Advanced electronic/optoelectronic technologies designed to allow stable, intimate integration with living organisms will accelerate progress in biomedical research; they will also serve as the foundations for new approaches in monitoring patients and treating diseases. Specifically, capabilities for injecting miniaturized, biocompatible electronic systems and other components into soft tissues or for softly laminating them onto the surfaces of vital organs will create unique and important opportunities in tracking and manipulating biological activity, with broad implications in human healthcare.
John A. Rogers,
Northwestern University
This presentation describes the core concepts in materials science, circuit design and manufacturing that underpin these types of technologies, including bioresorbable, or ‘transient’, devices engineered to disappear into the body on timescales matched to natural processes. The content will include examples of highly interdisciplinary research in this area – featuring academic and translational work in skin-like wireless devices for tracking vital signs and bioelectronic ‘medicines’ for neuroregeneration and temporary cardiac pacing.

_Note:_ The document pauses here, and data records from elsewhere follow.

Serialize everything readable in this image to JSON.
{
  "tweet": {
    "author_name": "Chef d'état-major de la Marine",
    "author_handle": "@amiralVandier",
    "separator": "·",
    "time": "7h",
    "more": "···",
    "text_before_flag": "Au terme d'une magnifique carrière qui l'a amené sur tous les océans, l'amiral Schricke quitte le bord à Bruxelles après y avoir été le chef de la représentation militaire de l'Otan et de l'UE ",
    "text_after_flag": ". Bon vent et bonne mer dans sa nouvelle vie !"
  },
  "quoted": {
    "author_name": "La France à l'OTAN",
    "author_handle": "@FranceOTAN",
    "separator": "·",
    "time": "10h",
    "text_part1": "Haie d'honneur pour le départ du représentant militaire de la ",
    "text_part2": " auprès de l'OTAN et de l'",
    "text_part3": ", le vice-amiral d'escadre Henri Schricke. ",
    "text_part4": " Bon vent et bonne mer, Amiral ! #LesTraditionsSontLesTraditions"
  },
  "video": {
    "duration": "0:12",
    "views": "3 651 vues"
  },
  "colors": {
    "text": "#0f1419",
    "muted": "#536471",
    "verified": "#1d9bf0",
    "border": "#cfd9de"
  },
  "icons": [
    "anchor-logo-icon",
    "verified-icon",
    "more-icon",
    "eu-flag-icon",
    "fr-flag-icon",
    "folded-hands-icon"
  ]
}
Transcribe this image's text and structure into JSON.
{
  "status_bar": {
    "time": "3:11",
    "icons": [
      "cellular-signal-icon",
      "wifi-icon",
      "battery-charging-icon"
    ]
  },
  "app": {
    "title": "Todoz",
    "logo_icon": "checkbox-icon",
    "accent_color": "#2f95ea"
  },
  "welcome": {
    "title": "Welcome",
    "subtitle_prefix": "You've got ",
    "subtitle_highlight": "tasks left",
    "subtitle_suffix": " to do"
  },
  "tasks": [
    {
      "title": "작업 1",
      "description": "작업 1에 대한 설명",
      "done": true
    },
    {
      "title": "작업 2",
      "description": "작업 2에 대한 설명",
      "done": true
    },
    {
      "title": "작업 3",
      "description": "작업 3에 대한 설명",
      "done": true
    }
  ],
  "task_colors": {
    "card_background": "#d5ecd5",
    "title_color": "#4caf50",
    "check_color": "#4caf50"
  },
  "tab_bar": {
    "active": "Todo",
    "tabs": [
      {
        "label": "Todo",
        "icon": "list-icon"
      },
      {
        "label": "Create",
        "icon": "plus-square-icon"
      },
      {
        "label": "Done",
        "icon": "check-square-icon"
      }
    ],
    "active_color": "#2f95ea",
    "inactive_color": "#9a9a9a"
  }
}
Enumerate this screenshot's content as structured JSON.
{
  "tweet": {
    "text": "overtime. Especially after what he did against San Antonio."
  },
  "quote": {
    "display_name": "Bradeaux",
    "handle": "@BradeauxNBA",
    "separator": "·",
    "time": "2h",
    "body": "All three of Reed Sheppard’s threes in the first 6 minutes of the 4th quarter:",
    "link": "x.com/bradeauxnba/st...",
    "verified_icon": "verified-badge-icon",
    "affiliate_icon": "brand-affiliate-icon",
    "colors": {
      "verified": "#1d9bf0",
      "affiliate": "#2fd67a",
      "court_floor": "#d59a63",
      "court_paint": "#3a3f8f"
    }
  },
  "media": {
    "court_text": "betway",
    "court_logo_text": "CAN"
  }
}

Professor John A. Rogers obtained BA and BS degrees in chemistry and in physics from the University of Texas, Austin, in 1989. From MIT, he received SM degrees in physics and in chemistry in 1992 and a PhD degree in physical chemistry in 1995. From 1995 to 1997, Rogers was a Junior Fellow in the Harvard University Society of Fellows. He joined Bell Laboratories as a Member of Technical Staff in 1997 and served as Director of the Condensed Matter Physics Research Department from 2000 to 2002. He then spent thirteen years on the faculty at the University of Illinois at Urbana/Champaign, finally as the Swanlund Chair Professor and Director of the Seitz Materials Research Laboratory. In the Fall of 2016, he joined the faculty at Northwestern University where he is Director of the Querrey-Simpson Institute for Bioelectronics. He has published ~1000 papers and he is co-inventor on ~100 patents, >70 of which are licensed and in active use. More than 150 former members of his group are now in faculty positions at research universities around the world. His research has been recognized by many awards, including a MacArthur Fellowship (2009), the Lemelson-MIT Prize (2011), the Smithsonian Award (2013), the Benjamin Franklin Medal (2019), a Guggenheim Fellowship (2021), the James Prize (2022) and the IEEE Biomedical Engineering Award (2024). He is a member of the US National Academy of Engineering, of Sciences, of Medicine and of Inventors, the American Academy of Arts and Sciences and the Royal Society.